I bambini, poi, che sono coloro che solitamente si occupano dell’approvvigionamento dell’acqua insieme alle donne, eviteranno lunghe camminate sotto il sole cocente alla ricerca di pozze e sorgenti, ma potranno attingere direttamente all’acqua del pozzo del villaggio. Questo permetterà loro di frequentare la scuola e il pozzo, in quei casi, diventa segno concreto di istruzione e futuro.

La storia

Wush Ager è un piccolo villaggio disposto su di una collina: è qui che incontriamo Zina. È una donna minuta, ha cinquant’anni, è sposata e ha tre figli. Solo l’ultimo di quindici anni vive in casa con lei, gli altri sono andati via e uno è ad Addis Abeba.

Siamo una famiglia di agricoltori. Con mio marito lavoriamo i campi con teff, grano e legumi. A me poi spetta anche il lavoro in casa e l’andare a prendere l’acqua al pozzo.

ci dice Zina

Ed è proprio al pozzo che la accompagniamo. Mentre attinge l’acqua ci racconta che prima che il pozzo fosse costruito andava in uno poco lontano:

Grazie ad Anisha, l’operatrice socio sanitaria, ho capito l’importanza di usare acqua pulita. Quando i pozzi non c’erano la prendevo nel fiume o nelle pozze, per me era normale. È lì che ho contratto il tracoma, ne sono sicura.

primo piano Zina

Zina è affetta da trichiasi, l’ultimo stadio del tracoma. Mentre parliamo si strofina spesso entrambi gli occhi e ci accorgiamo che le sue pupille sono opache, quasi spente.

Ho dolore quando lavoro nei campi e quando cucino, a causa del fumo. Non riesco a vedere le piccole cose, tutti giorni faccio fatica nel fare anche le attività più semplici.

Quando le chiediamo dell’operazione risponde così:

L’ho sempre rinviata: una volta perché dovevo aiutare mio marito nel raccolto, un’altra per accudire mio figlio. La verità è che sento su di me la responsabilità della casa, della famiglia e temo che se qualcosa dovesse andare male loro da soli non ce la farebbero.

Ora che il dolore si è fatto più intenso ha deciso di farsi operare. A spronarla il fatto di essere diventata nonna: “Voglio veder crescere mio nipote”.

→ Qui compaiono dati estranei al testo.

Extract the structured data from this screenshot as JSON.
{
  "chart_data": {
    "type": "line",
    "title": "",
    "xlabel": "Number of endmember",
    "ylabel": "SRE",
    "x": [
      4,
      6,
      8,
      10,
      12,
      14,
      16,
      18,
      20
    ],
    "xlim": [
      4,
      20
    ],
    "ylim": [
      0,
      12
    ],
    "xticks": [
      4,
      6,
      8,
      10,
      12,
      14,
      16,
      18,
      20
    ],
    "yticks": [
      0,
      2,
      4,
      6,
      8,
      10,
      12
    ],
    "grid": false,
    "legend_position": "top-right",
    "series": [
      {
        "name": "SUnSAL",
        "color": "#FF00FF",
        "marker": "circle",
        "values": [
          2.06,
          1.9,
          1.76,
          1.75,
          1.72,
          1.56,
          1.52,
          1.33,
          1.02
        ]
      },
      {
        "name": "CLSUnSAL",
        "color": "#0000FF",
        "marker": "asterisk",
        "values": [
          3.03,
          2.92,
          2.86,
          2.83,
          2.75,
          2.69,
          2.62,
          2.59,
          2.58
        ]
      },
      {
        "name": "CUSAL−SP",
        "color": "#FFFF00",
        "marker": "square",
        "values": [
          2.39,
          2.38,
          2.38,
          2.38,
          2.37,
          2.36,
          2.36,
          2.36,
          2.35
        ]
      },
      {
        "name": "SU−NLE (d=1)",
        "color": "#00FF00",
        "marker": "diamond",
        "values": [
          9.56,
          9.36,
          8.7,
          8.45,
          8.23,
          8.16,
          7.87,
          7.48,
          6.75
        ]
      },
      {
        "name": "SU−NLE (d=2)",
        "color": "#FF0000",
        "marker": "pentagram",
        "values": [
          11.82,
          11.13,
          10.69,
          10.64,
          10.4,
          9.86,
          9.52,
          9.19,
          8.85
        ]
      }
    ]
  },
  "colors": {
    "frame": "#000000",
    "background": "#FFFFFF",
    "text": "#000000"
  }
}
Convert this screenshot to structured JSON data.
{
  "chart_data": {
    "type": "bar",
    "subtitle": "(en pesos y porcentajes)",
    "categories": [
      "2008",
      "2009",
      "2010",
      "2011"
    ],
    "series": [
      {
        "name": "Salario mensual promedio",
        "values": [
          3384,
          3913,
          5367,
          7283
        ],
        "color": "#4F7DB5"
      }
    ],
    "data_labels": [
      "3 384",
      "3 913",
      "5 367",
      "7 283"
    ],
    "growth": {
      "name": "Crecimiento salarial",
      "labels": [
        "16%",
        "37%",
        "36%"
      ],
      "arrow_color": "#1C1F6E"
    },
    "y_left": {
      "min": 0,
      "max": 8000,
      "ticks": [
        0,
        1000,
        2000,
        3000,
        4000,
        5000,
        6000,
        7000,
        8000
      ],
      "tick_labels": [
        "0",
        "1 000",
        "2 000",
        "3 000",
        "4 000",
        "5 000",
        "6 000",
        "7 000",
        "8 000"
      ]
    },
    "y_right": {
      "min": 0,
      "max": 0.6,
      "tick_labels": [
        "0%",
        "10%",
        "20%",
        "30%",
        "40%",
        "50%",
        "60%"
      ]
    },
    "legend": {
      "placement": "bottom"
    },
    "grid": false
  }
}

L’operazione, ma non solo. L’attività di sensibilizzazione alle corrette norme igieniche ha reso Zina più responsabile, come è lei stessa a dirci:

Prima non conoscevo i rischi del tracoma, ora invece so bene tutto e sto attenta a me e alla mia famiglia.

La gioia che prova nell’attingere l’acqua al pozzo ce lo dimostra.